Por Art1llero
Hay escenas que parecen diseñadas para confirmar sospechas. Imágenes que parecen montaje de una realidad alterna, hecha a la medida del prejuicio y de los intereses que se alimentan de él.
Lo ocurrido este fin de semana en las calles de Los Ángeles –con patrullas incendiadas, ataques a las fuerzas del orden, proyectiles lanzados y una mezcla de banderas mexicanas junto con símbolos de grupos terroristas islámicos– se presenta como una puesta en escena de la paranoia.
La brutalidad del espectáculo recuerda más a una estrategia de manipulación emocional que a una protesta legítima; la superposición simbólica –la bandera mexicana agitada al lado de íconos vinculados al extremismo islámico– es tan improbable como perturbadora. No por lo que representa, sino por lo que busca provocar.
¿Quién, con sentido estratégico, mezclaría en una protesta dos identidades que nada tienen en común salvo el odio que ciertas corrientes políticas han proyectado sobre ellas? ¿Qué narrativa se activa cuando se vincula la migración latinoamericana con el terrorismo yihadista? ¿A quién le sirve esa asociación, absurda desde el punto de vista histórico, cultural y político?
La respuesta no es difícil de intuir, al miedo se le puede dar forma, y es en este contexto donde la narrativa de Donald Trump encuentra nuevos “argumentos” para su discurso, un enemigo híbrido, imposible de definir, pero fácil de odiar.
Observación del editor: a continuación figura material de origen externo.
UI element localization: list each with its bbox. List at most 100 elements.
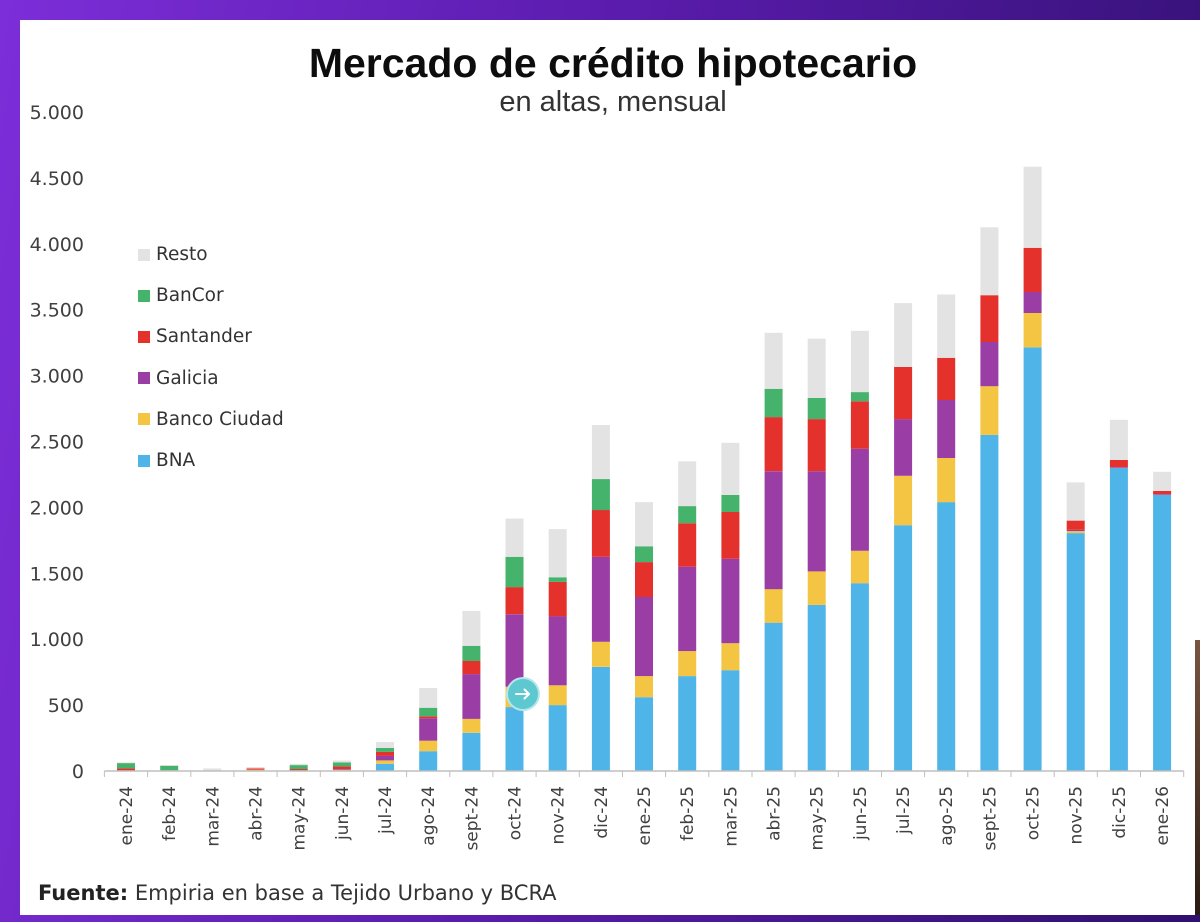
chart-subtitle: en altas, mensual xyxy=(499,86,727,118)
bar-santander-sept-25 xyxy=(980,295,999,342)
x-tick-label: feb-24 xyxy=(160,786,180,841)
legend-label-bna: BNA xyxy=(156,450,196,472)
bar-bna-sept-24 xyxy=(462,732,481,771)
legend-label-santander: Santander xyxy=(156,326,252,348)
legend-swatch-galicia xyxy=(138,372,150,385)
bar-resto-feb-25 xyxy=(678,461,697,507)
bar-resto-abr-24 xyxy=(246,767,265,769)
bar-banco-ciudad-oct-25 xyxy=(1023,313,1042,348)
source-text: Empiria en base a Tejido Urbano y BCRA xyxy=(134,881,557,905)
bar-santander-ene-26 xyxy=(1153,490,1172,495)
bar-galicia-sept-24 xyxy=(462,674,481,719)
x-tick-label: sept-25 xyxy=(980,786,1000,851)
arrow-right-circle-button[interactable] xyxy=(506,677,540,711)
bar-resto-abr-25 xyxy=(764,332,783,389)
bar-galicia-ago-24 xyxy=(419,718,438,741)
bar-galicia-jul-24 xyxy=(376,755,394,761)
bar-bancor-feb-24 xyxy=(160,765,179,771)
y-tick-label: 1.500 xyxy=(30,563,84,585)
x-tick-label: nov-24 xyxy=(549,786,569,845)
legend-swatch-bna xyxy=(138,454,150,467)
bar-banco-ciudad-mar-25 xyxy=(721,643,740,671)
bar-santander-oct-24 xyxy=(505,587,524,615)
legend-item-bancor: BanCor xyxy=(138,275,284,316)
legend-label-banco-ciudad: Banco Ciudad xyxy=(156,408,284,430)
bar-bna-jul-25 xyxy=(894,525,913,771)
bar-santander-abr-24 xyxy=(246,768,265,770)
legend-label-bancor: BanCor xyxy=(156,285,224,307)
bar-bancor-dic-24 xyxy=(591,479,610,511)
x-tick-label: ago-24 xyxy=(419,786,439,846)
bar-bna-nov-25 xyxy=(1066,533,1085,771)
x-tick-label: mar-24 xyxy=(203,786,223,847)
bar-bna-ago-24 xyxy=(419,751,438,771)
bar-santander-mar-25 xyxy=(721,512,740,559)
y-tick-label: 5.000 xyxy=(30,102,84,124)
bar-resto-mar-25 xyxy=(721,442,740,495)
bar-resto-jul-24 xyxy=(376,742,394,748)
bar-santander-oct-25 xyxy=(1023,247,1042,292)
y-tick-label: 4.000 xyxy=(30,234,84,256)
bar-santander-ago-24 xyxy=(419,716,438,719)
bar-bancor-jun-25 xyxy=(850,392,869,402)
bar-bancor-may-25 xyxy=(807,398,826,420)
bar-galicia-mar-25 xyxy=(721,558,740,644)
legend-swatch-bancor xyxy=(138,289,150,302)
bar-galicia-ago-25 xyxy=(937,400,956,458)
bar-santander-dic-25 xyxy=(1109,460,1128,468)
bar-resto-ene-26 xyxy=(1153,471,1172,491)
bar-bancor-ene-25 xyxy=(635,546,653,563)
bar-banco-ciudad-jul-24 xyxy=(376,760,394,764)
x-axis-labels: ene-24 feb-24 mar-24 abr-24 may-24 jun-24 jul-… xyxy=(117,786,1173,851)
x-tick-label: ene-24 xyxy=(117,786,137,845)
bar-galicia-dic-24 xyxy=(591,556,610,642)
bar-banco-ciudad-nov-25 xyxy=(1066,531,1085,534)
bar-resto-nov-25 xyxy=(1066,482,1085,521)
bar-banco-ciudad-may-25 xyxy=(807,571,826,605)
bar-resto-nov-24 xyxy=(548,529,567,578)
bar-resto-may-25 xyxy=(807,338,826,398)
bar-bna-ene-26 xyxy=(1153,494,1172,771)
bar-bancor-ago-24 xyxy=(419,707,438,717)
bar-bancor-jul-24 xyxy=(376,747,394,752)
bar-santander-nov-25 xyxy=(1066,520,1085,530)
bar-bna-ene-25 xyxy=(635,697,653,771)
bar-galicia-nov-25 xyxy=(1066,529,1085,532)
legend-item-santander: Santander xyxy=(138,316,284,357)
legend-swatch-santander xyxy=(138,330,150,343)
legend-item-galicia: Galicia xyxy=(138,358,284,399)
bar-bancor-feb-25 xyxy=(678,506,697,524)
x-tick-label: ago-25 xyxy=(937,786,957,846)
legend-item-resto: Resto xyxy=(138,234,284,275)
bar-resto-oct-25 xyxy=(1023,166,1042,248)
x-tick-label: dic-25 xyxy=(1110,786,1130,839)
bar-bna-abr-25 xyxy=(764,622,783,771)
y-tick-label: 1.000 xyxy=(30,629,84,651)
bar-galicia-dic-25 xyxy=(1109,467,1128,468)
bar-resto-ago-25 xyxy=(937,294,956,358)
x-tick-label: jul-24 xyxy=(376,786,396,835)
bar-santander-dic-24 xyxy=(591,510,610,557)
bar-santander-may-24 xyxy=(289,769,308,771)
x-tick-label: ene-26 xyxy=(1153,786,1173,845)
bar-santander-sept-24 xyxy=(462,660,481,675)
bar-galicia-may-25 xyxy=(807,471,826,572)
bar-resto-ene-25 xyxy=(635,502,653,547)
bar-bna-may-25 xyxy=(807,604,826,771)
legend-item-banco-ciudad: Banco Ciudad xyxy=(138,399,284,440)
bar-galicia-abr-25 xyxy=(764,471,783,590)
bar-santander-ene-25 xyxy=(635,562,653,597)
bar-resto-jul-25 xyxy=(894,303,913,367)
bar-banco-ciudad-sept-25 xyxy=(980,386,999,435)
bar-resto-may-24 xyxy=(289,763,308,766)
bar-santander-jul-25 xyxy=(894,367,913,420)
bar-banco-ciudad-sept-24 xyxy=(462,718,481,733)
bar-galicia-jun-25 xyxy=(850,448,869,551)
bar-resto-dic-25 xyxy=(1109,419,1128,460)
bar-galicia-oct-24 xyxy=(505,614,524,687)
x-tick-label: abr-24 xyxy=(247,786,267,841)
legend-swatch-resto xyxy=(138,248,150,261)
source-label: Fuente: xyxy=(38,881,129,905)
bar-bancor-nov-24 xyxy=(548,577,567,582)
bar-bancor-may-24 xyxy=(289,765,308,770)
No se trata de ingenuidad, las ciudades norteamericanas han vivido manifestaciones intensas, incluso violentas, como reacción al racismo, la brutalidad policial y la desigualdad sistemática, pero lo que se ha visto en Los Ángeles no encaja con esa genealogía. Hay algo artificial, algo impostado, que sugiere una coreografía con público específico, los convencidos del “law and order” como única vía de salvación ante un mundo que, supuestamente, se descompone bajo el influjo del extranjero.
Conviene no caer en trampas. Ni en las del simplismo que reduce todo acto violento a una conspiración, ni en las del cinismo que niega la posibilidad de montaje. Lo cierto es que la escenificación del caos es una estrategia política tan vieja como eficaz.
Se genera un espectáculo de violencia con ingredientes simbólicos cuidadosamente elegidos, se difunde con rapidez en los medios y redes sociales, y luego se utiliza como prueba de una amenaza mayor, justificación de medidas extremas, excusa para cerrar fronteras, militarizar barrios, deportar inocentes y reforzar prejuicios.
Quien siembra el caos simbólico cosecha políticas reales. El costo lo pagan los más vulnerables, los migrantes que cruzan desiertos con hijos en brazos, los trabajadores sin papeles que limpian las oficinas de los que diseñan estas narrativas, los jóvenes latinos que viven en barrios marginados y ven cómo la sospecha se vuelve una sombra cotidiana.
Por eso, más que nunca, se impone el deber del análisis y la mesura. No basta con indignarse o escandalizarse. Hay que desmontar la escena, mirar detrás del telón, identificar a los guionistas. Porque si aceptamos como real lo que puede haber sido cuidadosamente producido, corremos el riesgo de legitimar políticas que, en nombre del orden, destruyen la justicia.
En Los Ángeles se ha escenificado una advertencia, pero no para los migrantes, la advertencia es para nosotros, o desenmascaramos la narrativa del miedo, o terminaremos atrapados en su teatro.